Liebe Freunde des OSM,

nein, ich habe nicht den vollen Titel gewählt, sondern nur die Kurzform – und zwar mit Bedacht. Schaut weiter unten nach, wie lang der Titel tatsächlich ist. Da fühlt man sich irgendwo im 17. Jahrhundert daheim, wo Romane in Europa auch solch abenteuerlich wurmartig mäandernde Titelzeilen erhielten, in denen die Verfasser sich darum mühten, das Wesentliche des Textes zu fassen. Wie banal dagegen die heutige Neigung des Buchmarktes zu plakativen Einwort- oder Zweiwort-Titeln. Schaut euch nur das Buch an, das ich vor zwei Wochen präsentierte. „Teufelstor“ – Für Autoren des 17. Jahrhunderts wäre das über­haupt kein aussagekräftiger Titel gewesen.

Wie viel anders ist es dann doch mit dem des heute vorgestellten Werkes! Nicht nur weiß man durch den Titel sogleich, wo es spielt, sondern man kennt auch die vorgebliche Verfasserin, ihren sozialen Status, und dass es sich um ein amüsantes Werk handelt, ist ebenfalls offensichtlich.

Gleichwohl bereitete mich nichts auf die Lektüre vor, als ich dieses Buch anti­quarisch entdeckte… und aus dem ich mich alsbald nicht mehr lösen konnte, weil ich unbedingt wissen wollte, auf was für verrückte Dinge diese kleine, le­benslustige und masochistische Sklavin nun als nächstes kommen würde.

Um es kurz zu machen: es ist ein äußerst amüsantes Lesevergnügen, das nicht nur Bücherliebhabern, die eine gewisse Neigung zu modernen romantischen BDSM-Romanen hegen, zum Vorteil gereichen wird. Ich bin überzeugt, das Buch lohnt absolut eine Wiederentdeckung.

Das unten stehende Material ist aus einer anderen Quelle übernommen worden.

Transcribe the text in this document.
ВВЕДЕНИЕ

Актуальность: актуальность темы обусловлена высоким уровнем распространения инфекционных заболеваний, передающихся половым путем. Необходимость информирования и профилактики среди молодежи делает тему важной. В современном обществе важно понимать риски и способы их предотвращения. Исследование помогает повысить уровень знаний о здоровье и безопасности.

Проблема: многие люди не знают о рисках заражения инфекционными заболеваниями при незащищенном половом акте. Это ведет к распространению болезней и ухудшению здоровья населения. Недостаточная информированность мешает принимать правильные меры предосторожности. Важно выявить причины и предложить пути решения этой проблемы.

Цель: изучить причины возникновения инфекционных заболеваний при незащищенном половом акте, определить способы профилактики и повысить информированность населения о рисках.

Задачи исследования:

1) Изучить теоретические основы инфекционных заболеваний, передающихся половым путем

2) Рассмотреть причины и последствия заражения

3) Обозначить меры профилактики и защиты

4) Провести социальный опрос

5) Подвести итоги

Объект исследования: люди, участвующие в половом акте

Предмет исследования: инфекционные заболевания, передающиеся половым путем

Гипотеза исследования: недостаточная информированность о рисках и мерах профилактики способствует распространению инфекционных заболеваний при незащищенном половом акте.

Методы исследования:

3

Warum? Nun, lest einfach weiter und erfahrt mehr dazu…

Das vergnügliche Leben der Lieblingssklavin

Innifer von Theben

Beschrieben von ihr selbst

unter unermüdlicher Anleitung

ihres wahren Herrn und Gebieters

Senufer

1. Geheimschreiber

Seiner Majestät Pharao

von Judy Sonntag

Gala Verlag, Hamburg 1970

268 Seiten, gebunden

Keine ISBN, nur noch antiquarisch

Gibt es so etwas wie eine süße Masochistin? Vermag man über einen ganz of­fensichtlichen BDSM-Roman herzhaft zu kichern, in dem ständig die Rede von Sklaventum ist und Frauen eifrig und ausgiebig mit Seilen gefesselt und ausge­peitscht werden? Zu meiner nicht eben geringen Überraschung ist das durchaus möglich. Und es ist nicht mal eine Erfindung der Neuzeit, wie man vielleicht an­gesichts der Romanzyklen einer Sara-Maria Lukas aus dem Hause Plaisir d’Amour denken könnte… nein, das gab es alles schon vor sehr langer Zeit und ist zweifellos ziemlich in Vergessenheit geraten.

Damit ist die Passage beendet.